Maybe this means I need to get off my rear and be the guy who looks it all up and breaks it down step-by-step. I just don't trust my own interpretation of legal code as much as say Bill Wise or someone who does this all the time. I tend to see what I want to see, whether it is there or not.

Some of us are, but when the codes are confusing, even for lawyers and D.A.'s, all that can happen is that we can make out best guess, and eliminate anything which case law says is to be avoided. That leaves a nebulous area, still to be decided by the court.

However, LUCC (outside restricted areas) would seem to be a very low risk activity.

Even here in California, some perfectly legal actions can get you into trouble, ususally temporary but still annoying. This is probably in the same area. We will not know for sure unless and until there is more case law.

But, you know, Gene is correct.

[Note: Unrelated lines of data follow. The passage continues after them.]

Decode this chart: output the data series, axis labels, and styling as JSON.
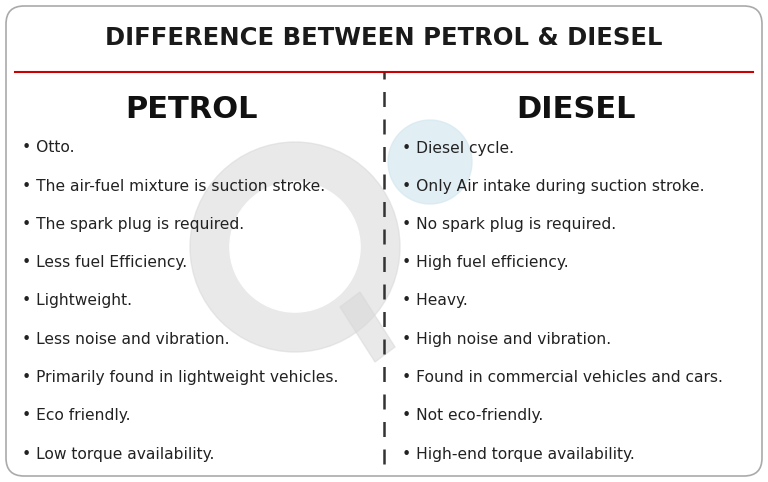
{
  "title": "DIFFERENCE BETWEEN PETROL & DIESEL",
  "col1_header": "PETROL",
  "col2_header": "DIESEL",
  "col1_items": [
    "Otto.",
    "The air-fuel mixture is suction stroke.",
    "The spark plug is required.",
    "Less fuel Efficiency.",
    "Lightweight.",
    "Less noise and vibration.",
    "Primarily found in lightweight vehicles.",
    "Eco friendly.",
    "Low torque availability."
  ],
  "col2_items": [
    "Diesel cycle.",
    "Only Air intake during suction stroke.",
    "No spark plug is required.",
    "High fuel efficiency.",
    "Heavy.",
    "High noise and vibration.",
    "Found in commercial vehicles and cars.",
    "Not eco-friendly.",
    "High-end torque availability."
  ],
  "bg_color": "#ffffff",
  "border_color": "#aaaaaa",
  "title_color": "#1a1a1a",
  "header_color": "#111111",
  "text_color": "#222222",
  "divider_line_color": "#cc0000",
  "dashed_line_color": "#333333",
  "title_fontsize": 17.5,
  "header_fontsize": 22,
  "item_fontsize": 11.2,
  "watermark_gray": "#d8d8d8",
  "watermark_blue": "#d5e8f0"
}
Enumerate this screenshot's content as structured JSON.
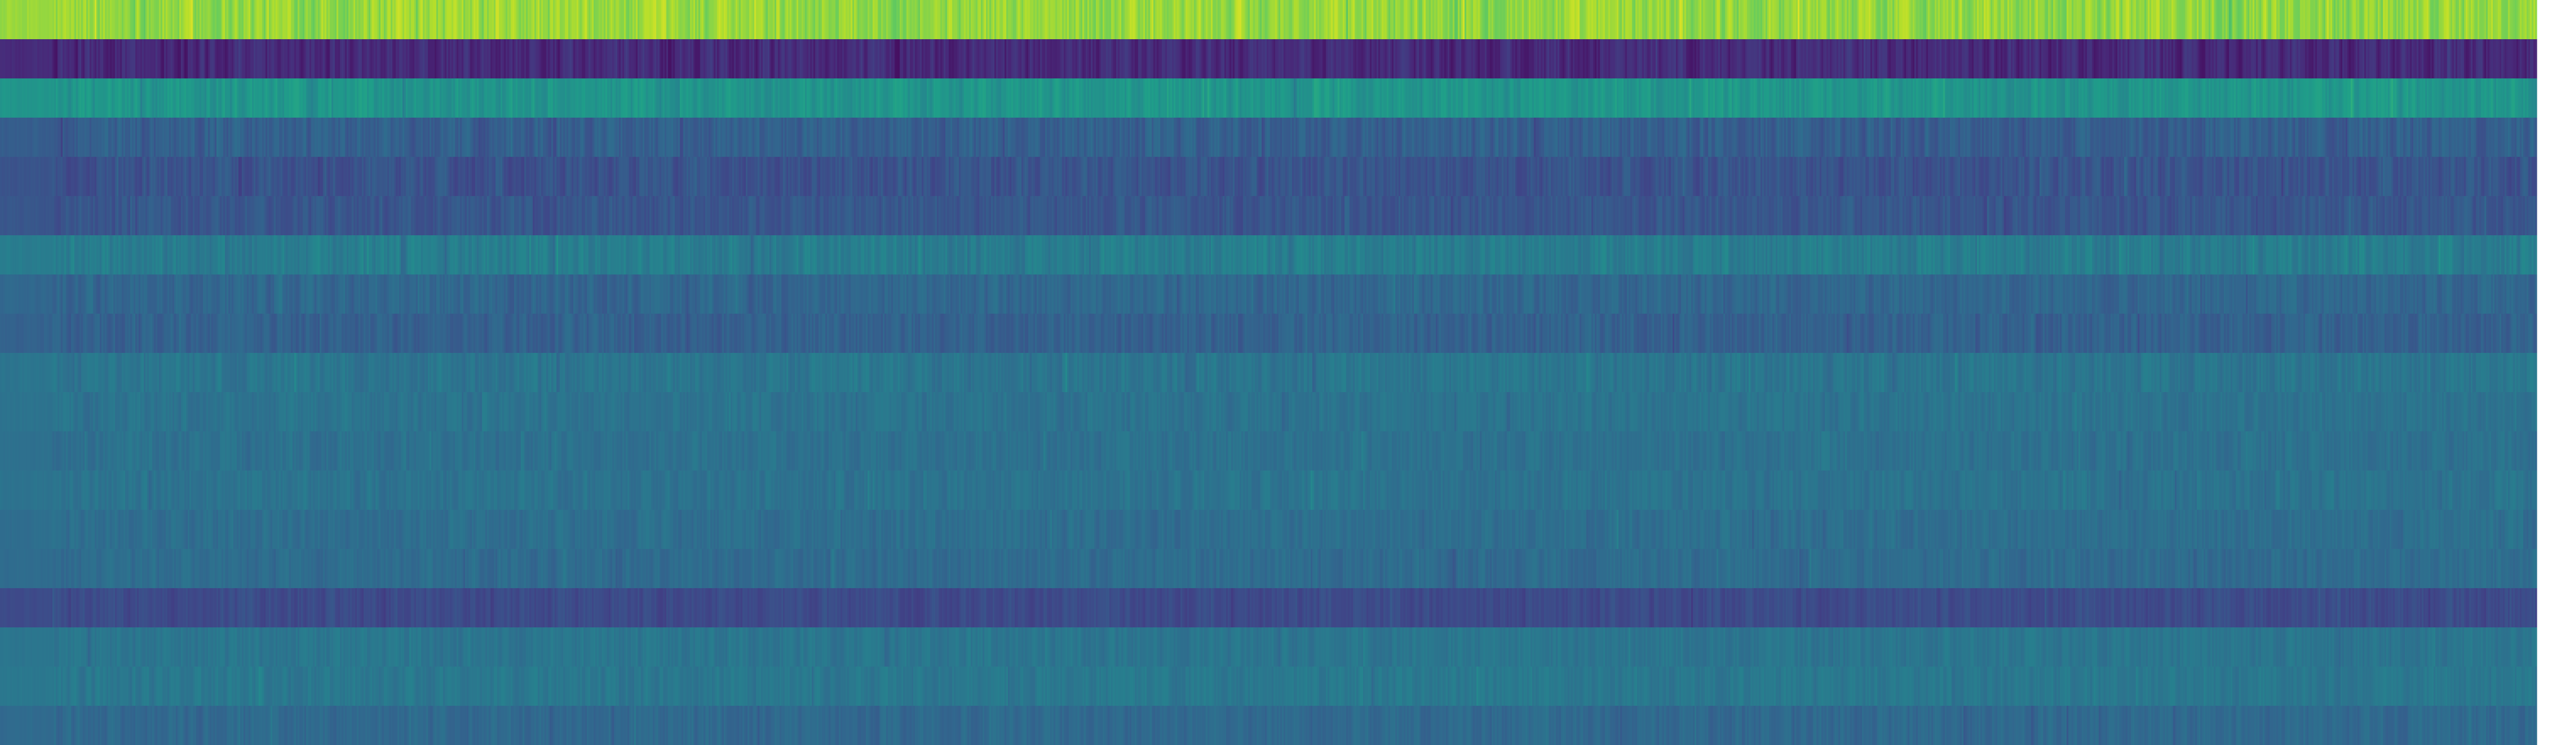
{
  "chart_data": {
    "type": "heatmap",
    "title": "",
    "xlabel": "",
    "ylabel": "",
    "colormap": "viridis",
    "axes_visible": false,
    "grid": false,
    "legend": "none",
    "n_rows": 19,
    "n_columns": 1500,
    "row_mean_levels": [
      0.84,
      0.12,
      0.52,
      0.3,
      0.26,
      0.27,
      0.42,
      0.33,
      0.31,
      0.39,
      0.38,
      0.37,
      0.38,
      0.36,
      0.35,
      0.23,
      0.39,
      0.4,
      0.34
    ],
    "row_variation": [
      0.1,
      0.08,
      0.07,
      0.07,
      0.07,
      0.06,
      0.07,
      0.06,
      0.06,
      0.06,
      0.05,
      0.05,
      0.05,
      0.05,
      0.05,
      0.05,
      0.05,
      0.05,
      0.05
    ],
    "value_range": [
      0,
      1
    ]
  },
  "colors": {
    "viridis": [
      "#440154",
      "#482878",
      "#3e4989",
      "#31688e",
      "#26828e",
      "#1f9e89",
      "#35b779",
      "#6ece58",
      "#b5de2b",
      "#fde725"
    ],
    "background": "#ffffff"
  }
}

The risk is low, especially if you regard concealed as meaning that nobody knows what you are doing, and even if you get stopped, the penalties are also low (As long as the handgun is registered to you, it is two minor misdemeanors if the firearm is loaded or one if it isn't. These become felonies if the handgun isn't registered to you, so be picky with what you carry).

I don't condone it, but I do know of people who have carried concealed, loaded and unlocked for years without problems. Furthermore, I have been told by several deputies that they turn a blind eye if the carrier is apparently an "upright citizen" (this may depend on where you live or are stopped).

So, is it a risk? yes. Is it likely to be a problem? Not very.

Your decision, that's the most accurate advice you are likely to get, even if you pay a lawyer big bucks to get it.

duldej
05-13-2010, 8:20 PM
for what it's worth, i think it's subsection (d) that makes legal some weapons that are hung on or below your waist but i had some bad luck once explaining that my knife was in a briefcase (and a sheath) that i carried below my waist.
my argument was untenable so i abandoned it because i was better-off carrying an open knife than a concealed one.